I Come From Cyberspace

"Cyberspace. A consensual hallucination experienced daily by billions of legitimate operators, in every nation, by children being taught mathematical concepts... A graphic representation of data abstracted from banks of every computer in the human system. Unthinkable complexity. Lines of light ranged in the nonspace of the mind, clusters and constellations of data. Like city lights, receding…"
- William Gibson, Neuromancer, 1984 


The word ‘cyberspace’ was coined by writer William Gibson in his 1982 sci-fi short story ‘Burning Chrome’, and came into popular usage when it was used by him in his 1984 book "Neuromancer", and it has been said that it was only because of it that "cyberspace" became the widely-used term for the world wide web in the 1990s. In this book, which is said to be an epitome of the ‘cyberpunk’ genre of literature, Gibson paints a picture of cyberspace as a frightening, dystopian world. Cyberspace seems to teeter on the verge between utopia and dystopia.

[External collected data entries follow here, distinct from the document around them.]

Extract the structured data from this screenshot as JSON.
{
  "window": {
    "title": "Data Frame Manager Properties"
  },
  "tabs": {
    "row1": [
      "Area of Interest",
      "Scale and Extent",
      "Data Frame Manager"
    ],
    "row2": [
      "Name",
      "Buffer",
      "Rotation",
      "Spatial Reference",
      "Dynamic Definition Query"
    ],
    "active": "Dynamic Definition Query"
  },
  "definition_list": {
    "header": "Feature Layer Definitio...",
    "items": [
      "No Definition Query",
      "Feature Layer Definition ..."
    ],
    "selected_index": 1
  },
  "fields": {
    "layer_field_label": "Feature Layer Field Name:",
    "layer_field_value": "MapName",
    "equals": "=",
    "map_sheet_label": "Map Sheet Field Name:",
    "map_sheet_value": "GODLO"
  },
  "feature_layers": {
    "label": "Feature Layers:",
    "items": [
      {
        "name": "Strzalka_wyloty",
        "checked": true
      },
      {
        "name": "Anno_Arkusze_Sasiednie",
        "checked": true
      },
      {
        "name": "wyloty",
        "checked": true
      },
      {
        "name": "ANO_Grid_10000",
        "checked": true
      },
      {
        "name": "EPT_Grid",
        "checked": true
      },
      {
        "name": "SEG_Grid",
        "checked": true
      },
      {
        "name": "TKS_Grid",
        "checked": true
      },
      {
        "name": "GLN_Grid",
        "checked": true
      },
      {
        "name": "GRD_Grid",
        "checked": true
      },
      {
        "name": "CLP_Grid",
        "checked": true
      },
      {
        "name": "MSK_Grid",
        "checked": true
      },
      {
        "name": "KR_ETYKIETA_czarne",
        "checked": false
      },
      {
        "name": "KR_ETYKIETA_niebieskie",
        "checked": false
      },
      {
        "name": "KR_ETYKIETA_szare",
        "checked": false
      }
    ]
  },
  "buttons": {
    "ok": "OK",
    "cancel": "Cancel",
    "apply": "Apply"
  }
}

When considering what this "cyberspace" place actually looks like, some may think of numbers, as in the Wachowski’s 1999 sci-fi cyberpunk classic The Matrix, which depicts a dystopian future in which most peoples’ perceived reality is in fact a simulation known as ‘the matrix’. The Matrix draws on William Gibson’s use of the word in his book Neuromancer.

Though the idea of cyberspace came about before the internet, there’s no doubt that it is now very much tied up with the online world. The cyberspace described by William Gibson in Neuromancer was a frightening and dangerous world, in which there were no laws, and no politicians to protect you and the individual in cyberspace was vulnerable - which perhaps you may debate is what happens online, as nothing is stopping you from posting whatever you want to the world, leaving you vulnerable to the consequences of your browsing and posting.